I had the following day off from Coffee Darling, and I went to bed relishing the thought of sleeping in. But, wouldn’t you know it, my body clock was used to waking up early now, and my eyes opened at six and refused to stay closed again. Oh well. I swung my legs over the side of my bed. Maybe I’ll get a nap in later.
Might as well get up and get some things done.

By nine, I’d attached all the bin pulls to the kitchen cupboards—laughing to myself when I recalled all the screw jokes from last night—taped off and primed a bathroom, and thought about Sebastian approximately one million times. Despite the slightly awkward ending, the spontaneous date had been a lot of fun.

Besides being handsome, Sebastian was a great listener and he made me laugh.
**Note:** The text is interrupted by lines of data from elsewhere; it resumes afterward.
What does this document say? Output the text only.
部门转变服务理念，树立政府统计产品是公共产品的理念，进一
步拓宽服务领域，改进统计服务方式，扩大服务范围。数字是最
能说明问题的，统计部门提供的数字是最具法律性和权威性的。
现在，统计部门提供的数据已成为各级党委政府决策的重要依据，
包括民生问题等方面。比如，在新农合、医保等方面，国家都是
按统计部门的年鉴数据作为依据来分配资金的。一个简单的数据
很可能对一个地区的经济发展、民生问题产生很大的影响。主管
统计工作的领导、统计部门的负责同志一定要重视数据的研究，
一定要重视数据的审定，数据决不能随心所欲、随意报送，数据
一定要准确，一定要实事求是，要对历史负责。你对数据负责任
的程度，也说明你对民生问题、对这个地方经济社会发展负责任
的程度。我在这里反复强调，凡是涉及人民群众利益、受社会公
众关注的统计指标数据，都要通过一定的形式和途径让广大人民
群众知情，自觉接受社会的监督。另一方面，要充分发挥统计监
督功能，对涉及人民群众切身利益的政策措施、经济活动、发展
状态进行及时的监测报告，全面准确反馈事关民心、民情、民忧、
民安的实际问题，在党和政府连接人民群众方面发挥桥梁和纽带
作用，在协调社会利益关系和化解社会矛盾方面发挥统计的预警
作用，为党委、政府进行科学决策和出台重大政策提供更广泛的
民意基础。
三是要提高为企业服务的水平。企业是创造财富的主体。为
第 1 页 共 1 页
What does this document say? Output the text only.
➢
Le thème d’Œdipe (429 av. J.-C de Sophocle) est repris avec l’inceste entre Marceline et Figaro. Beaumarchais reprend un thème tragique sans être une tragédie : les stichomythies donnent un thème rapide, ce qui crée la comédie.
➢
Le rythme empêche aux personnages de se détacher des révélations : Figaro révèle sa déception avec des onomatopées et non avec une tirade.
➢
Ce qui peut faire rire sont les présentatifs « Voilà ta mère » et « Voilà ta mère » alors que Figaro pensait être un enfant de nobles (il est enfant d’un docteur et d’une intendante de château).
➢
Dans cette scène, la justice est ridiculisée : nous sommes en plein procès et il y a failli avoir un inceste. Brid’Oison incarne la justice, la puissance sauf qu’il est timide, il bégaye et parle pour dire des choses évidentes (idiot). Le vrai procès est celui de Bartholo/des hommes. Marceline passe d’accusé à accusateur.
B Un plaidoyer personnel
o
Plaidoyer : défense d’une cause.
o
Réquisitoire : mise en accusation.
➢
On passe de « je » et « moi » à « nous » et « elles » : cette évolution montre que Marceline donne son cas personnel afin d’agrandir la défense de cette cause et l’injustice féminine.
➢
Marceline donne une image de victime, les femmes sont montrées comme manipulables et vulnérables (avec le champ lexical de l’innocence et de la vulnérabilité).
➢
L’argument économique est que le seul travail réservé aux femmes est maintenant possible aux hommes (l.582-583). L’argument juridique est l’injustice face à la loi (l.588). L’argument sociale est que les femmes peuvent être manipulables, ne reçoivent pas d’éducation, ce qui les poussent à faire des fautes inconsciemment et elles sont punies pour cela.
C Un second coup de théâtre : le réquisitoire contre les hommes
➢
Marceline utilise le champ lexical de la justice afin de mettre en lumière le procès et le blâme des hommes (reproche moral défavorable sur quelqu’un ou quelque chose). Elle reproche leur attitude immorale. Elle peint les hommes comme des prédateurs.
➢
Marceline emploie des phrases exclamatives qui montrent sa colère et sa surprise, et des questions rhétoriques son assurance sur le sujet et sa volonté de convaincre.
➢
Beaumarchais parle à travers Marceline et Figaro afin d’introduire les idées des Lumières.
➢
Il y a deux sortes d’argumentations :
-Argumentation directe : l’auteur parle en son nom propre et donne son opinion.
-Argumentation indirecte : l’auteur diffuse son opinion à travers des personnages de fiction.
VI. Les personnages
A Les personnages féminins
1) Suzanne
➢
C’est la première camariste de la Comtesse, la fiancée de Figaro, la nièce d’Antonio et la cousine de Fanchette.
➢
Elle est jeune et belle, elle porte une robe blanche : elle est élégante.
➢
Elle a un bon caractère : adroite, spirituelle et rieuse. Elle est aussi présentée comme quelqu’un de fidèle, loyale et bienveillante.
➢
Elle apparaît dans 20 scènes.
I loved how open he’d been about his OCD, how honestly and self-deprecatingly he’d told me what it was like. My heart ached for him and how tough it must have been all those years before getting treatment, especially without the support of friends. And every time I thought about the beautiful, sad words he’d written about me, I got chills.

He’d said he wasn’t easy to get to know, and I’d meant it when I said I was willing to try.

Would he let me?

While the primer dried, I decided to get started refinishing an old bookshelf I’d found in my parents’ attic. My mother helped me carry it out to the driveway, where I’d laid newspapers on the ground.